Le crime d’apostasie frappant Hamid Abou Zeid est revêtu cette fois du sceau de la justice égyptienne, sans que le verdict n’ait soulevé des protestations devant cette atteinte à la Liberté de l’esprit, ni au sein de la classe politique, ni à l’étranger. Assistons-nous à l’avènement de l’ère des scribes terrifiants ou des scribes terrorisants ?

Par une sorte de tropisme exotique, les vertueuses indignations de l’Intelligentsia occidentale fleurissent lorsqu’il s’agit d’intellectuels asiatiques, tels l’indo-britanique Salman Rushdie ou la bengladashie Taslima Nasreen, ou encore de l’Iran, de la Libye ou de l’Irak, mais un mutisme anormalement pudique couvre le comportement ultra-répressif des pays arabes de la mouvance occidentale: Arabie saoudite, Egypte, Koweït, Tunisie.
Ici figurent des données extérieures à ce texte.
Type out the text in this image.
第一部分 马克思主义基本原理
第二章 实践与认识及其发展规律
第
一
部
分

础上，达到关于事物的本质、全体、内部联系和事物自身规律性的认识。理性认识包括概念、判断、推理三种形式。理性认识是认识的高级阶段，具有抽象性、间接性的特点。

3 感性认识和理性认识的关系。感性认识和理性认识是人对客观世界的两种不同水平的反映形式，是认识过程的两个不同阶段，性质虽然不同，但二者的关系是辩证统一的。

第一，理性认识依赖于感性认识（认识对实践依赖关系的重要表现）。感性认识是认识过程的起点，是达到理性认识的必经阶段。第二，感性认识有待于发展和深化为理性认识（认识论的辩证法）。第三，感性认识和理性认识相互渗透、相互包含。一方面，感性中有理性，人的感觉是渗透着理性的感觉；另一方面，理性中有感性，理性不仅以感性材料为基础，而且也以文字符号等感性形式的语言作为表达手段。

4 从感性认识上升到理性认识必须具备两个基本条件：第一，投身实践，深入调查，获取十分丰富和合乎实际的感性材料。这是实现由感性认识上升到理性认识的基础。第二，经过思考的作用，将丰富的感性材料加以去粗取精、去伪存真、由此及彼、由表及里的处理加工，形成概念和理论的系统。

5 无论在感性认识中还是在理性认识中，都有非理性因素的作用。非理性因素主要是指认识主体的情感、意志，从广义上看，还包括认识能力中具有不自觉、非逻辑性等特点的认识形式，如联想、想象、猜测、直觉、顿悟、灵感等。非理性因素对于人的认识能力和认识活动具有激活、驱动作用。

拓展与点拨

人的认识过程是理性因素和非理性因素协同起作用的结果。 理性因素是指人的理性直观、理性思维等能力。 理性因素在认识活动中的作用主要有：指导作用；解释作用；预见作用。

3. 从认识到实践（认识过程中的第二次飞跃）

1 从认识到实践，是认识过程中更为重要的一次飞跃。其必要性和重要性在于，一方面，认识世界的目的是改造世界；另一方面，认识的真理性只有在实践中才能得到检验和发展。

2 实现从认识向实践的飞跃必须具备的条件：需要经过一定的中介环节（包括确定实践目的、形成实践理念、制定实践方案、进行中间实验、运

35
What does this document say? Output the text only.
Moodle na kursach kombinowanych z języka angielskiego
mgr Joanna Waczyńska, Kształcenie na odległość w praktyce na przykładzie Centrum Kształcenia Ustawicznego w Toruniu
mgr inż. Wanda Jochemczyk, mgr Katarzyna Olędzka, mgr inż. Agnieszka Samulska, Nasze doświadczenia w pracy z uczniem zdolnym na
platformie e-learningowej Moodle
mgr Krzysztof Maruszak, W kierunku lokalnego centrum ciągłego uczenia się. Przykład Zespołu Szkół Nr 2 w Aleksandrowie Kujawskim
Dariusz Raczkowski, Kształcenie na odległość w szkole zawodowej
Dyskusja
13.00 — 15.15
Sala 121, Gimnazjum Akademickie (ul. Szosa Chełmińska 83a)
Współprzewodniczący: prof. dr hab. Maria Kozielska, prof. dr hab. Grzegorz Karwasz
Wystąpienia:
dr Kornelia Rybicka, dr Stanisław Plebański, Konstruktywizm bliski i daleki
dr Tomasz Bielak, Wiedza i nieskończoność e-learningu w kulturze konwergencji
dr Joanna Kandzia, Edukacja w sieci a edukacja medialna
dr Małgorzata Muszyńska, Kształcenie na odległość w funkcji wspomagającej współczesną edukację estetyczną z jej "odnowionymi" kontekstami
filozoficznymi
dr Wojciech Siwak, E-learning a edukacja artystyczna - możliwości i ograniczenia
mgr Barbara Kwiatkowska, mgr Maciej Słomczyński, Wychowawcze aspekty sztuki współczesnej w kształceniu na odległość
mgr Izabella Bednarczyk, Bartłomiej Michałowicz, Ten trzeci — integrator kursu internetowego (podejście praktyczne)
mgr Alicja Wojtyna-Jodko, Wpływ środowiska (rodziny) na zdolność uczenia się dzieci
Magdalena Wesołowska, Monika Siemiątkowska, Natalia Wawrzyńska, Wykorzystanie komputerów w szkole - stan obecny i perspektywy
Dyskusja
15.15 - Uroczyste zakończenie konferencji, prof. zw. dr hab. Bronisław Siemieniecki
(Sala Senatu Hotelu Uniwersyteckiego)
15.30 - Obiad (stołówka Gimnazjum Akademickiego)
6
L’arrêt de la Cour d’Appel du Caire s’inscrit dans la logique du durcissement général du système répressif décidé par le Gouvernement du Président Hosni Moubarak au nom de la lutte contre l’intégrisme. Mais cette lute une excuse absolutoire? La Liberté de création intellectuelle est indissociable de la liberté de la presse, deux libertés jumelles.

La décision judicaire vient en effet en complément du nouveau code de la presse égyptienne. Extrêmement restrictif, le code prévoit des peines allant jusqu’à cinq ans de prison en cas de publication d’informations «fausses, tendancieuses, méprisant les institutions, portant atteinte à l’ordre public ou à l’économie nationale. Cette loi a suscité un tollé au sein des journalistes égyptiens, déclenchant un mot d’ordre de grève générale de 24 heures et une suspension de parution des journaux d’opposition, désormais à l‘avant-garde du combat pour la liberté de la presse en Egypte. Même des journalistes inconditionnellement progouvernementaux, tel Ibrahim Nafeh, Rédacteur en chef de l’officieux quotidien cairote «Al-Ahram» ont dû emboîter le pas aux protestataires.

L’alerte est jugée suffisamment grave pour que le mandarin de la presse égyptienne, Mohamad Hassanein Heykal, l’ancien confident du président Gamal Abdel Nasser, redoutant un enchevêtrement fatal identique à «l’automne de la colère» qui a emporté le président Sadate, sorte de sa réserve et dénonce «la crise d’un pouvoir vieillissant et dépassé par les évènements».
La répression tous azimuths constitue-t-elle la panacée à la crise de la société égyptienne? Si l’Egypte venait à succomber aux coups de butoir des Islamistes, les nuits de l’Europe déjà passablement agitées par les troubles en Algérie tourneraient au cauchemar.